Although all 11 judges on the 9th Circuit panel agreed that Ameline was entitled to resentencing, four judges issued sharp dissents to the overall approach of the majority, and expressed concerns about the possible consequences of the ruling for the administration of justice.
The dissenters, led by Judge Kim Wardlaw of Pasadena, said the majority had abdicated its responsibilities by sending the resentencing controversy back to the lower courts to resolve.
Wardlaw also said the decision created a number of practical problems, such as who would review the sentence when the original sentencing judge had retired.
Wardlaw, a former district court judge in Los Angeles, noted that the recent retirement of her former district court colleague Lourdes G. Baird was “but one of many examples.”
Wardlaw said that the chief judge of the district court would have to reassign any of Baird’s disputed sentencings “to a currently serving judge who cannot possibly answer the question the majority poses because he was not the original sentencing judge.”
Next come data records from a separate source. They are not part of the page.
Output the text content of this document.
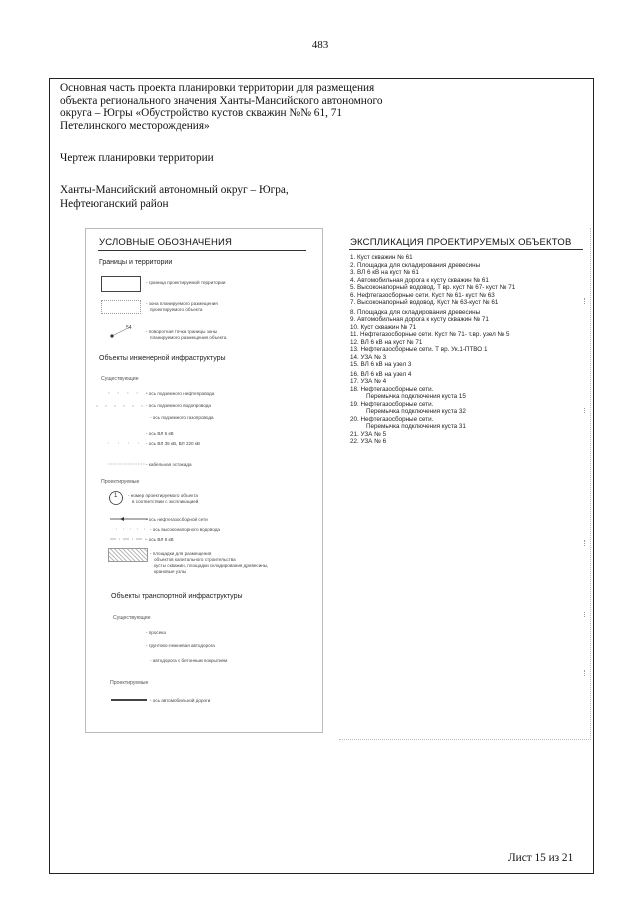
483
Основная часть проекта планировки территории для размещения
объекта регионального значения Ханты-Мансийского автономного
округа – Югры «Обустройство кустов скважин №№ 61, 71
Петелинского месторождения»
Чертеж планировки территории
Ханты-Мансийский автономный округ – Югра,
Нефтеюганский район
УСЛОВНЫЕ ОБОЗНАЧЕНИЯ
Границы и территории
- граница проектируемой территории
- зона планируемого размещения
проектируемого объекта
54
- поворотная точка границы зоны
планируемого размещения объекта
Объекты инженерной инфраструктуры
Существующие
- ось подземного нефтепровода
- ось подземного водопровода
- ось подземного газопровода
- ось ВЛ 6 кВ
- ось ВЛ 35 кВ, ВЛ 220 кВ
- кабельная эстакада
Проектируемые
1 - номер проектируемого объекта
в соответствии с экспликацией
- ось нефтегазосборной сети
- ось высоконапорного водовода
- ось ВЛ 6 кВ
- площадки для размещения
объектов капитального строительства
кусты скважин, площадки складирования древесины,
крановые узлы
Объекты транспортной инфраструктуры
Существующие
- просека
- грунтово-лежневая автодорога
- автодорога с бетонным покрытием
Проектируемые
- ось автомобильной дороги
ЭКСПЛИКАЦИЯ ПРОЕКТИРУЕМЫХ ОБЪЕКТОВ
1. Куст скважин № 61
2. Площадка для складирования древесины
3. ВЛ 6 кВ на куст № 61
4. Автомобильная дорога к кусту скважин № 61
5. Высоконапорный водовод. Т вр. куст № 67- куст № 71
6. Нефтегазосборные сети. Куст № 61- куст № 63
7. Высоконапорный водовод. Куст № 63-куст № 61
8. Площадка для складирования древесины
9. Автомобильная дорога к кусту скважин № 71
10. Куст скважин № 71
11. Нефтегазосборные сети. Куст № 71- т.вр. узел № 5
12. ВЛ 6 кВ на куст № 71
13. Нефтегазосборные сети. Т вр. Ук.1-ПТВО 1
14. УЗА № 3
15. ВЛ 6 кВ на узел 3
16. ВЛ 6 кВ на узел 4
17. УЗА № 4
18. Нефтегазосборные сети.
Перемычка подключения куста 15
19. Нефтегазосборные сети.
Перемычка подключения куста 32
20. Нефтегазосборные сети.
Перемычка подключения куста 31
21. УЗА № 5
22. УЗА № 6
Лист 15 из 21
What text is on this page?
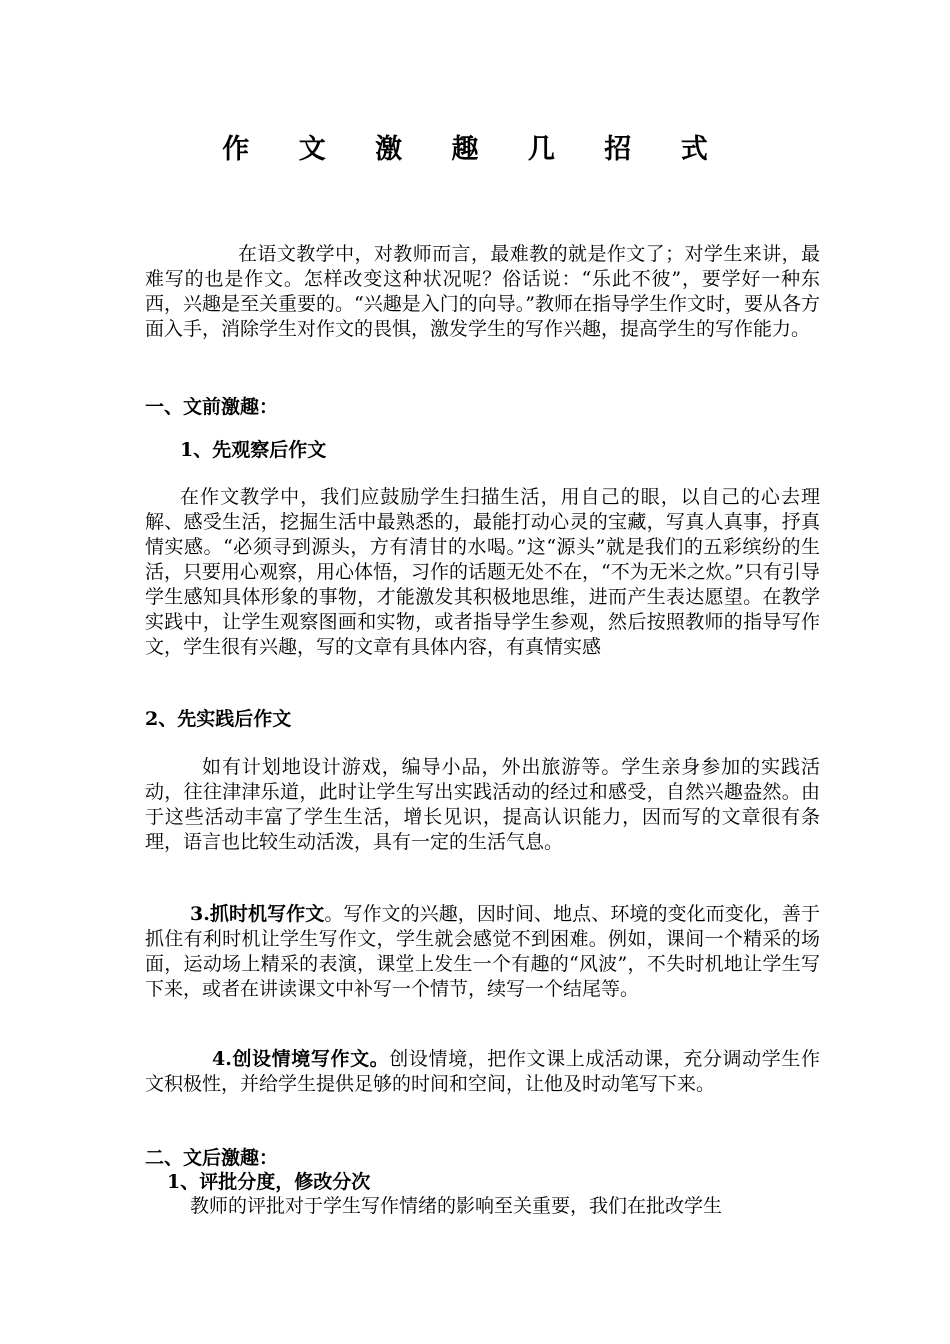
作 文 激 趣 几 招 式

在语文教学中，对教师而言，最难教的就是作文了；对学生来讲，最难写的也是作文。怎样改变这种状况呢？俗话说：“乐此不彼”，要学好一种东西，兴趣是至关重要的。“兴趣是入门的向导。”教师在指导学生作文时，要从各方面入手，消除学生对作文的畏惧，激发学生的写作兴趣，提高学生的写作能力。

一、文前激趣：

1、先观察后作文

在作文教学中，我们应鼓励学生扫描生活，用自己的眼，以自己的心去理解、感受生活，挖掘生活中最熟悉的，最能打动心灵的宝藏，写真人真事，抒真情实感。“必须寻到源头，方有清甘的水喝。”这“源头”就是我们的五彩缤纷的生活，只要用心观察，用心体悟，习作的话题无处不在，“不为无米之炊。”只有引导学生感知具体形象的事物，才能激发其积极地思维，进而产生表达愿望。在教学实践中，让学生观察图画和实物，或者指导学生参观，然后按照教师的指导写作文，学生很有兴趣，写的文章有具体内容，有真情实感

2、先实践后作文

如有计划地设计游戏，编导小品，外出旅游等。学生亲身参加的实践活动，往往津津乐道，此时让学生写出实践活动的经过和感受，自然兴趣盎然。由于这些活动丰富了学生生活，增长见识，提高认识能力，因而写的文章很有条理，语言也比较生动活泼，具有一定的生活气息。

3.抓时机写作文。写作文的兴趣，因时间、地点、环境的变化而变化，善于抓住有利时机让学生写作文，学生就会感觉不到困难。例如，课间一个精采的场面，运动场上精采的表演，课堂上发生一个有趣的“风波”，不失时机地让学生写下来，或者在讲读课文中补写一个情节，续写一个结尾等。

4.创设情境写作文。创设情境，把作文课上成活动课，充分调动学生作文积极性，并给学生提供足够的时间和空间，让他及时动笔写下来。

二、文后激趣：

1、评批分度，修改分次

教师的评批对于学生写作情绪的影响至关重要，我们在批改学生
“I agree that the majority’s approach is ‘short,’ ‘quick,’ and ‘easy,’ at least for our court,” Wardlaw wrote. “It relieves our docket of ‘literally thousands of cases’.... It relieves us of our obligation to review each of those cases individually.”
Federal trial judges in the nine affected states, already burdened “with their own heavy dockets,” would have to “absorb the avalanche” of reviewing all the cases that would be sent back to them, she said.
Moreover, the majority opinion “leaves open the possibility” that judges reviewing old sentences might not consider all the factors, such as age, education and mental and emotional conditions, that they would take into account in cases decided after the Supreme Court ruling. “Defendants should be accorded the benefit of the discretion district court judges now enjoy,” Wardlaw wrote.
Judges Ronald M. Gould, Diarmuid F. O’Scannlain and Carlos Bea also wrote dissents questioning the majority’s approach.
Bea emphasized that “the current state of the law has engendered some confusion. The circuit courts cannot agree what is to be done, and even within our own circuit, there are numerous and divergent opinions. The result is that the very uniformity in sentencing which the [Supreme] Court strove to preserve, even while dramatically changing the sentencing procedures, is still a distant goal.”
San Diego lawyer Steve Hubachek, who represented Ameline on appeal, said he was “pleased that the 9th Circuit did not join the circuits that place a real onerous burden on defendants before they can get any relief.”
However, he agreed with Wardlaw, and three other federal circuit courts, that defendants in these circumstances were entitled to a full resentencing hearing, not the limited review mandated by this decision.
The Justice Department declined to comment.